Cryptocurrency trader known as “westcoastnft” has been involved in the industry since 2014. Mostly buying and selling Bitcoin over the years. More recently, he has been collecting NFT (non-fungible tokens) digital art. With his first purchase being a Kobe Bryant artwork titled “Forever Mamba” on Nifty Gateway.
The piece, created by artist Boss Logic, was a tribute to Bryant. Who tragically passed away last year in a helicopter crash. In the portrait, Bryant is taking one of his patented jump shots with a halo over his head. He also appears to be floating in a cloud that’s continuously moving behind him.
Artwork drops on Nifty Gateway only last minutes so potential buyers must be ready to act quickly. Only 429 editions of the Forever Mamba artwork were sold.
Westcoastnft, a huge Los Angeles Lakers fan from Canada, paid $824 for the piece — the 8 and 24 being Bryant’s jersey numbers during his NBA career.

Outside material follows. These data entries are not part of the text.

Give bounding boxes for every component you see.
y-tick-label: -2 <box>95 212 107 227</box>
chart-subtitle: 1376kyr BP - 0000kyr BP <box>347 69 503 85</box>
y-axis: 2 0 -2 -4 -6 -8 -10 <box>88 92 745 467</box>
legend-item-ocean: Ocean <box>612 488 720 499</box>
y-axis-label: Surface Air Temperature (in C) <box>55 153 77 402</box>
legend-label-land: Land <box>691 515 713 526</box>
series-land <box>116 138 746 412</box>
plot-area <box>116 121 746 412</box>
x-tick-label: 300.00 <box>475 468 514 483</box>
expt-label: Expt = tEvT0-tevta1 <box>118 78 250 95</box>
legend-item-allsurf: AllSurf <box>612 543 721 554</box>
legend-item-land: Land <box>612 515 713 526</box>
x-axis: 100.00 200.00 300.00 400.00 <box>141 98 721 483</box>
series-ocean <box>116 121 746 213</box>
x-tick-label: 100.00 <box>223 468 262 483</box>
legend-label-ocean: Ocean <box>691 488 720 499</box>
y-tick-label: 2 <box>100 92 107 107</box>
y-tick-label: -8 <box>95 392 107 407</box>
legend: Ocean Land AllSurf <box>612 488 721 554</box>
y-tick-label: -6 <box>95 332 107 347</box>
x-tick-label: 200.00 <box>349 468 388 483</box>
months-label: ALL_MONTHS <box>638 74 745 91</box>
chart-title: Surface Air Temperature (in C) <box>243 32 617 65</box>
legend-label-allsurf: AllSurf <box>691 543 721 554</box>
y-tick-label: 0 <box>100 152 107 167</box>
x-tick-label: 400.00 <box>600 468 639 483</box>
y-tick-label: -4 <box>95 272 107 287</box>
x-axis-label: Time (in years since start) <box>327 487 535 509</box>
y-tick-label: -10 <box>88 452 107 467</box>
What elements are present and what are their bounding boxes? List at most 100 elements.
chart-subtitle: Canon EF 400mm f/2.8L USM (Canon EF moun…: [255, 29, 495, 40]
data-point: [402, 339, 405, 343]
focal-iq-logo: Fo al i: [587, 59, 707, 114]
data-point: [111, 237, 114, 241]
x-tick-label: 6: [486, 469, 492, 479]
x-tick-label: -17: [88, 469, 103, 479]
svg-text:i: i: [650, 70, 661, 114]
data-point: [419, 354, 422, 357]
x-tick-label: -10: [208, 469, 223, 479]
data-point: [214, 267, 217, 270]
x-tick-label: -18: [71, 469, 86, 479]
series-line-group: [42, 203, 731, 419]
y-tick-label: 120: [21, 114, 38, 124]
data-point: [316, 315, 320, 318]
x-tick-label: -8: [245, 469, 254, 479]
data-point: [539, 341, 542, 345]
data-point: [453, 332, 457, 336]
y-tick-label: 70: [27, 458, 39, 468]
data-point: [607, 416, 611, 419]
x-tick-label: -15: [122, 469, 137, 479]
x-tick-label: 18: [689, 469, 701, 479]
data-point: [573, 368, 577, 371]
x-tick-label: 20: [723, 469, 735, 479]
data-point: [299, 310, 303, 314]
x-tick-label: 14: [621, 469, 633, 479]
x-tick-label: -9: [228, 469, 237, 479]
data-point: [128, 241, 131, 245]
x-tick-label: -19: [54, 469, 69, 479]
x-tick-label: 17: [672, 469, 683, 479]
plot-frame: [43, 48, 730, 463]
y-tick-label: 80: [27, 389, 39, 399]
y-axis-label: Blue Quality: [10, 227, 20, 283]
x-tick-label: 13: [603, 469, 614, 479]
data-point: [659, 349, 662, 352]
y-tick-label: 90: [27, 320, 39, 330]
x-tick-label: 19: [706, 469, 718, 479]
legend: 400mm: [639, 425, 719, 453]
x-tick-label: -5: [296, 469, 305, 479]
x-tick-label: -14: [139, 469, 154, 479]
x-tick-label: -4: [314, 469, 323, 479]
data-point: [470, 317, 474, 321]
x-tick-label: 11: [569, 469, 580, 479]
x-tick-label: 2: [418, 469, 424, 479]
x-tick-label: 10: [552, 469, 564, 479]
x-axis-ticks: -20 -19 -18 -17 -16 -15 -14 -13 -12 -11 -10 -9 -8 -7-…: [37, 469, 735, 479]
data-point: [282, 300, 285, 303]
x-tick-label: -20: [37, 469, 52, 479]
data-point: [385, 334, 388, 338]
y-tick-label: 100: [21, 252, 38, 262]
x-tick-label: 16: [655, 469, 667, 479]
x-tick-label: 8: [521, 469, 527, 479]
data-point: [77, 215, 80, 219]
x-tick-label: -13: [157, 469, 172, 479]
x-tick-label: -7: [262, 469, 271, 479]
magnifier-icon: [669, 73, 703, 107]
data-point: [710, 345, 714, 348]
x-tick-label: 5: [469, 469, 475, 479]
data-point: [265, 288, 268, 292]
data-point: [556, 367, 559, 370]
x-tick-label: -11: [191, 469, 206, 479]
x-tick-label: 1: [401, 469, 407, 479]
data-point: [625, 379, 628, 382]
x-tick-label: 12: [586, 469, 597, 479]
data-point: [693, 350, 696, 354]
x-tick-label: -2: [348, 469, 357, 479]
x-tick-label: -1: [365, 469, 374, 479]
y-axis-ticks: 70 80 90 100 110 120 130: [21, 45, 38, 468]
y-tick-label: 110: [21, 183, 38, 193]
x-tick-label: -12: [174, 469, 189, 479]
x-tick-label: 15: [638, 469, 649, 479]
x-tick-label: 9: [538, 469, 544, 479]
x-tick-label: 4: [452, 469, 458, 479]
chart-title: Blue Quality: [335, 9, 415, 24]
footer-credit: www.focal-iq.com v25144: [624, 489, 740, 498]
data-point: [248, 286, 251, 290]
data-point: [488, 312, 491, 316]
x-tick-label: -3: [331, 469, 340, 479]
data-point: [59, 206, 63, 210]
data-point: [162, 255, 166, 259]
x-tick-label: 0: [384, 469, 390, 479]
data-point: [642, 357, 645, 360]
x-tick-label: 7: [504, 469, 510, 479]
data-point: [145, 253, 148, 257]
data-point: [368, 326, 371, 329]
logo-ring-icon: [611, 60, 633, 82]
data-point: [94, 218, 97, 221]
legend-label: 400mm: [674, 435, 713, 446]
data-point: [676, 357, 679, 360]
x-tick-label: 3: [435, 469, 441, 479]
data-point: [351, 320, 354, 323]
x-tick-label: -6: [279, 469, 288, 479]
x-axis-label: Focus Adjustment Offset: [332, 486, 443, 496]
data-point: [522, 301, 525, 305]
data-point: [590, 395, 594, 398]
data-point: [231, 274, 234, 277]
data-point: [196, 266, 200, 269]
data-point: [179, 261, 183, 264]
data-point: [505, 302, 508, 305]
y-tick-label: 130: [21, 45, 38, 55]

Westcoastnft planned to purchase several editions of the artwork. But used almost all of his money to buy the one. It turned out to be a worthwhile investment as he has received several offers from collectors. Looking to buy the piece for anywhere between $15,000-$20,000.
Westcoastnft revealed that he will hold on to the artwork for now. And hasn’t set a price that would make him comfortable parting with the piece.
Interest in NBA Top Shot surging
The NFT digital art market has exploded in recent months as high-rolling whales look to add pieces to their collection. NBA Top Shot, a relatively new website that allows fans to buy virtual cards with highlights attached to them, is perhaps the best example of how popular NFT has become.
The cards are sold through blockchain technology, and some have already been scooped up for six-figure prices. A rare LeBron James card minted only 49 times that shows him dunking over Nemanja Bjelica was recently purchased by NBA Top Shot user “jesse” for $208,000.
As of Wednesday, NBA Top Shot had more than 350,000 active users and 100,000 purchasing users.
The website raked in more than $37 million in sales over a 24-hour period Monday, with actual players getting in on the action as well.